The Fields medal is awarded at the International Congress of the International Mathematical Union, every four years to mathematicians under the age of 40. Akshay Venkatesh is the second Australian to be awarded the prize, the first being Terence Tao in 2008. There are now 16 Noble prize winning Australians in total.
Akshay was awarded the fields medal for his synthesis of analytic number theory, homogenous dynamics, topology, and representation theory.
“If it was easy for me to explain it to you, he wouldn’t have won the Fields,” said Michael Giudici, childhood friend and professor of mathematics at the University of Western Australia.
At the age of 13, Akshay was enrolled at the University of Western Australia. As a maths prodigy, Akshay skipped his first-year math subjects for his degree by completing his exams in the summer break prior to being enrolled.
Professor Cheryl Praeger, a fellow of the Australian Academy of Science who supervised Akshay’s honours thesis, told The Guardian of their first meeting. “Akshay was sitting at a table in my office reading my blackboard which contained fragments from a supervision of one of my PhD students… I found that he could easily grasp the essence of the research.”
At the age of 16 Akshay had earned first class honours in pure mathematics, before leaving for Princeton to pursue a PhD in number theory, which he was awarded by the age of 20.
After receiving his award Akshay said, “A lot of the time when you do math, you’re stuck, but at the same time there are all these moments where you feel privileged that you get to work with it. You have this sensation of transcendence, you feel like you’ve been part of something really meaningful.”

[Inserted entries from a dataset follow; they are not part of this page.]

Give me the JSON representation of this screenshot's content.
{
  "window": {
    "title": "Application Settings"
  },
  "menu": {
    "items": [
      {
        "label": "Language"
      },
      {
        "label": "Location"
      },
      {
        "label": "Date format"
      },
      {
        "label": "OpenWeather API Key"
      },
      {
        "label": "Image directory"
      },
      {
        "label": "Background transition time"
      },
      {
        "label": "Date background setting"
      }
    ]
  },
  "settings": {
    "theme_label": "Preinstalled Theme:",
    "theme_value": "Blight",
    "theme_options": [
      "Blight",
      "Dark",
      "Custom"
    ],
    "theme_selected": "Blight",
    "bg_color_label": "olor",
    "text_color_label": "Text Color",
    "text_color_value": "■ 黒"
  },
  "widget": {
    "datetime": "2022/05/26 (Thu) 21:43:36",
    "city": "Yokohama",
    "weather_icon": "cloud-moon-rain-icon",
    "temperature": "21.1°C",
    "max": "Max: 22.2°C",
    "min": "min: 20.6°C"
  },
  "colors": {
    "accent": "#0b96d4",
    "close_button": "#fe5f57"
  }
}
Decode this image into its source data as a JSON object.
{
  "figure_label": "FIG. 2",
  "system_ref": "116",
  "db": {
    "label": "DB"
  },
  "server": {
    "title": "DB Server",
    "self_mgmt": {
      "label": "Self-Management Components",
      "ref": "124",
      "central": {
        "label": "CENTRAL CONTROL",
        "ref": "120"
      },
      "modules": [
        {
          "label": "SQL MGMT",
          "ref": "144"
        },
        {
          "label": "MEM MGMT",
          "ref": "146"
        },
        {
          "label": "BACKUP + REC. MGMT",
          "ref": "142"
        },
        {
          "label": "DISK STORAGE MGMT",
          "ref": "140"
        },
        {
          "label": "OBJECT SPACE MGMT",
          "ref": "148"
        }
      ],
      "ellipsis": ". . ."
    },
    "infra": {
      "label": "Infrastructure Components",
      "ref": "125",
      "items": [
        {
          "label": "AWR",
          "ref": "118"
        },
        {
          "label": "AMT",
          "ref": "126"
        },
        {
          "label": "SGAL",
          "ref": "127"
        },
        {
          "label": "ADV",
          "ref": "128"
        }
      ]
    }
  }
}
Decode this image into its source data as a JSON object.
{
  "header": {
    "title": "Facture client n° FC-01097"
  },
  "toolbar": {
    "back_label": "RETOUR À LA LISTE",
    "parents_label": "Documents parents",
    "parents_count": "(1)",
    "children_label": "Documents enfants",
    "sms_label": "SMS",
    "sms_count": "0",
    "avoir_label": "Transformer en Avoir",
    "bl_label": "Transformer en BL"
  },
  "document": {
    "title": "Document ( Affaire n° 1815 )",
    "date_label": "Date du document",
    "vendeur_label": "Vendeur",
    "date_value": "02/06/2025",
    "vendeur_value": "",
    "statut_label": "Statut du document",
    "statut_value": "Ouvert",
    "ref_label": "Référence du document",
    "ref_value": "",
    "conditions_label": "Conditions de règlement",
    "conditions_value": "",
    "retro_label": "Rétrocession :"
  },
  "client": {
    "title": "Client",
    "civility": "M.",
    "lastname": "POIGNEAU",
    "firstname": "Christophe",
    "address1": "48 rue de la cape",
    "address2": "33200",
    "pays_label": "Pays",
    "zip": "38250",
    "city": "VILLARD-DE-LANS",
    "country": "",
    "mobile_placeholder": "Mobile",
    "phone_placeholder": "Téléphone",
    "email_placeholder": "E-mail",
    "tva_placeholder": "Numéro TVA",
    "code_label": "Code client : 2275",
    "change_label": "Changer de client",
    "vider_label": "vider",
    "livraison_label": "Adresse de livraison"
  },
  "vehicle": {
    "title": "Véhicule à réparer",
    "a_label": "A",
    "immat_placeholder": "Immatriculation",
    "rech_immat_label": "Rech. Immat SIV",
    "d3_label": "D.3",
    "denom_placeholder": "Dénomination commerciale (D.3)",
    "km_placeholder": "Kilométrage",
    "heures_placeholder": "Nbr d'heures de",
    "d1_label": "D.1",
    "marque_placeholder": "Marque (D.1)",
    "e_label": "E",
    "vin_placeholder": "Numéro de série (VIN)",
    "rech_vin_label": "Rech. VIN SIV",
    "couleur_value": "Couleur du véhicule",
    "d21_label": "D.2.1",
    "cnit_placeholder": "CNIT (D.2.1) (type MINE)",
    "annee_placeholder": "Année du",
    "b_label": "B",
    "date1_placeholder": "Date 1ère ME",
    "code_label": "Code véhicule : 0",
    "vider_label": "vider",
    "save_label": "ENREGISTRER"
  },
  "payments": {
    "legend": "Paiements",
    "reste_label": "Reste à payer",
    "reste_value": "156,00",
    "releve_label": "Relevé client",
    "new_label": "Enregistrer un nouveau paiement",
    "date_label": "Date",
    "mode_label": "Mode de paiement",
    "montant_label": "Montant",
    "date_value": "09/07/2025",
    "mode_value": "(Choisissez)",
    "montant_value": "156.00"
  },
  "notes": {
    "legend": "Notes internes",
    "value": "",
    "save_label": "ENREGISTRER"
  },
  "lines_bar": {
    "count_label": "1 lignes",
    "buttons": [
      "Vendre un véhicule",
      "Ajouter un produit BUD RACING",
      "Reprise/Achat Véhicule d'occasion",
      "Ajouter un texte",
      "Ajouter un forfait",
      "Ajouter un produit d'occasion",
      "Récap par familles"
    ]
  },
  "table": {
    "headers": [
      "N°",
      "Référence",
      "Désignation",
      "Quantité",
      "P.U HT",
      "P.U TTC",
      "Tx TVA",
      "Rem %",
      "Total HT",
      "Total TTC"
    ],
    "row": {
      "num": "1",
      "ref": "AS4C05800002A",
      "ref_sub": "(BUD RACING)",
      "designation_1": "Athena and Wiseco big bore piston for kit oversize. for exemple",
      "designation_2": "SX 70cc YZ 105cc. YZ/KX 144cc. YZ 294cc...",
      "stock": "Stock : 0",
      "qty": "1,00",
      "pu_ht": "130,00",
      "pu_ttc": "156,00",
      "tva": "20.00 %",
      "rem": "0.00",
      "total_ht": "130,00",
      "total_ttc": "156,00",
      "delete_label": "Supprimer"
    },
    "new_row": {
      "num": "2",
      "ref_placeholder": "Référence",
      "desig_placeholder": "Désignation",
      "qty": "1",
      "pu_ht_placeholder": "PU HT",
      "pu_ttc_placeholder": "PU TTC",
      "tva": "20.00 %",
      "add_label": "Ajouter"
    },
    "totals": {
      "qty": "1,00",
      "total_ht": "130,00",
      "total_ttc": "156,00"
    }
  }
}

The fundamental question of Akshay’s studies interrogates the distribution of the prime numbers, any number that is divisible only by one and itself, a problem that has been troubling intellectuals since the ancient Greeks.
According to The Conversation, Akshay broke mathematical ground with the help of French mathematician Philippe Michel, when they solved the “subconvexity problem” for a large family of L-functions. Which was described, in 1999, as one of the most important problems in the area of number theory.
Akshay is a professor of mathematics at Stanford University in the United States, where he lives with his wife and two children.